Drowning in Public Rivers and Creeks: Are Safety Warnings Needed?

Summer 2013 is officially over.  Autumn has begun.   Next year, many people will once again re-stock the sunscreen and look forward to summer fun.  Enjoying the summer months for many individuals means spending time in swimming pools and natural water areas. Unfortunately, drowning incidents occur frequently in the warm weather and local municipalities and authorities could use this ‘down-time’ between summers to decide whether or not safety-warning signs are necessary to prevent future drowning incidents.

What is the riskiest setting for drowning?

According to the most recent statistics report from the Centers for Disease Control and Prevention (CDC) over 40 percent of drowning accidents occurred in natural water settings.

The data taken from that report for all drowning incidents is as follows:

  • Natural Water – 43%
  • Boating – 9.2%
  • Swimming Pool – 18.6%
  • Other – 4.9%
  • Unspecified – 13.9%
  • Bathtub – 10.4%

Natural water settings include:  rivers, creeks, lakes, ponds and oceans.

Who is most at risk for drowning?

According to the same CDC report, children between the ages of 1 to 4 are at the highest risk of drowning.  This risk decreases between the ages of 5 to 14.  At age 15, the rate increases and remains high typically right through adulthood.  Males account for 88 percent of all drowning incidents that occur in natural water settings.


Illegal swimming in natural waters

During the hot summer months, natural waterways- such as large creeks or ponds- lure those eager to cool off and have fun in the seemingly refreshing water.  However, not only is it illegal to swim in most public creeks, ponds and the like – it is also extremely dangerous.  For example, creek depths range from several inches to approximately six feet.  After a heavy rainfall the depths of a creek can change dramatically as can the force of the current.

Law enforcement and park rangers are often understaffed.  Therefore, it is often difficult to enforce the law against swimming in natural waters.

Could signs prevent future fatalities?

There is no single fix to this problem.  There are no federal laws that require swimming safety signs to be posted at public swimming pools or other public swimming areas.  However, most states require that the rules regarding pool safety as well as the risks of entering a pool, be posted at public swim locales.  State health and safety departments usually enact laws regarding warning signs in public swimming areas, usually a public pool.  Local municipalities typically implement and enforce these safety codes for public pools– but may not have any requirements for signage near or around natural water areas.

For those cities and municipalities that do not post warning signs at natural water areas- the large number of drowning deaths each year in natural water areas should serve as a reason to require ‘pool-type’ codes to potentially dangerous natural water areas.
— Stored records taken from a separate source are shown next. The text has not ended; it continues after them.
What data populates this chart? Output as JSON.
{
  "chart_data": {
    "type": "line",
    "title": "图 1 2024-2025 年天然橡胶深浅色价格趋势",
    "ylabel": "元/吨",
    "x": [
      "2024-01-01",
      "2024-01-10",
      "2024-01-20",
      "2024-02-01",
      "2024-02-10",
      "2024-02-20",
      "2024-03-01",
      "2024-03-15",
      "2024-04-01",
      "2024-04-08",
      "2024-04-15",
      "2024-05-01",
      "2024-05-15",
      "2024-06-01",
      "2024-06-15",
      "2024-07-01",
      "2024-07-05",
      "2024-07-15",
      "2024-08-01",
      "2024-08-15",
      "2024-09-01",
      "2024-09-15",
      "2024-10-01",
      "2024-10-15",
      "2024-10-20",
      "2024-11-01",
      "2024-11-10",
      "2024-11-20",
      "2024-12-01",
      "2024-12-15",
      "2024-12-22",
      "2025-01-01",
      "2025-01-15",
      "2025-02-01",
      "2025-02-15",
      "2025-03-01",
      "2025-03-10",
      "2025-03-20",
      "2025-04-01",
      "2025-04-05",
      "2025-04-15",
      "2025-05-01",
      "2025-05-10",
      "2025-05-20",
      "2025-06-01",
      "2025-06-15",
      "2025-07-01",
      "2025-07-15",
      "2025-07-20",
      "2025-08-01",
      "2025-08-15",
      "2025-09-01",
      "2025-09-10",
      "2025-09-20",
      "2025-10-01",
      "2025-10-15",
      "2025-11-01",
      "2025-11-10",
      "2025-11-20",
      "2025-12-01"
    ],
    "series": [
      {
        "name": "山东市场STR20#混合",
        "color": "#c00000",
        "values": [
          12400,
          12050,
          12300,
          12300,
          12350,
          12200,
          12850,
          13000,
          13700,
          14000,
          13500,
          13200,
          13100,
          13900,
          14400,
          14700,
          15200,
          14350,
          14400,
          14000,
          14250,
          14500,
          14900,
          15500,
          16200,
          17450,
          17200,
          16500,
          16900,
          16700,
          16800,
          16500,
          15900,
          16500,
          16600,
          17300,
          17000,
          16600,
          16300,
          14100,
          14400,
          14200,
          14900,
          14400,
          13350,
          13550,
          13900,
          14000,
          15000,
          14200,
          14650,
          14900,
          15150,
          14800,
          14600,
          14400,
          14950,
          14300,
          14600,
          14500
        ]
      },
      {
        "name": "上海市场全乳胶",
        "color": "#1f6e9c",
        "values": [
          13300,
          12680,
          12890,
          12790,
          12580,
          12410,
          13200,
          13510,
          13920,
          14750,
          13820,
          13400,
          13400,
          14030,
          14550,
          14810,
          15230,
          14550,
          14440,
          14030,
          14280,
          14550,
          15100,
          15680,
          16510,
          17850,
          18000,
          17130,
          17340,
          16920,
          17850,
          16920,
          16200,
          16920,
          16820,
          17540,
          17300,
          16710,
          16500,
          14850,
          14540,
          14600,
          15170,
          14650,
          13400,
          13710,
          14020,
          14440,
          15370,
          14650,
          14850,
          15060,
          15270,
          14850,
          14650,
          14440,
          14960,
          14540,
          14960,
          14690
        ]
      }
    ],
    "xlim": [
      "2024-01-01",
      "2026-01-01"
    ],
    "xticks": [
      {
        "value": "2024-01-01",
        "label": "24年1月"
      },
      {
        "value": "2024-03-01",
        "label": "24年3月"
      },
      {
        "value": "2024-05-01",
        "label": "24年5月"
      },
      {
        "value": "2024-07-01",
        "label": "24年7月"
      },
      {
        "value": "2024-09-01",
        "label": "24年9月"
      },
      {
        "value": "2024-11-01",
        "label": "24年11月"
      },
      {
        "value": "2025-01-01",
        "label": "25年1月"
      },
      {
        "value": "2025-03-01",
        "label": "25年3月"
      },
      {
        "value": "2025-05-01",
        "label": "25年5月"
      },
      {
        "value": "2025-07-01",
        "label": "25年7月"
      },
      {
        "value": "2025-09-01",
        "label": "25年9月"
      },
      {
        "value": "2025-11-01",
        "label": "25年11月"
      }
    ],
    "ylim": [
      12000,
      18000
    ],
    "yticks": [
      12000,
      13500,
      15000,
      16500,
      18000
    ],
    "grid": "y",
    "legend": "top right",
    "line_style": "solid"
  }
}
Posting warning signs at frequented public rivers and creeks – may be a step towards preventing future accidental drowning incidents.

Legal recourse

Unfortunately, drowning deaths continue to occur every year. Because there is no federal or state law requiring municipalities to post these warning signs, the population remains at risk. It is essential for parents to educate their children of the dangers of swimming in ponds, creeks, lakes, and the like. Adults, too, should be aware of the risks involved in swimming in natural waterways.

With the winter months quickly approaching, it is also essential for people to be aware of the dangers of frozen natural water ways. Always avoid skating or walking on frozen ponds, creeks, etc., during the cold months as these areas may crack open and individuals may face the possibility of drowning in the frozen water underneath.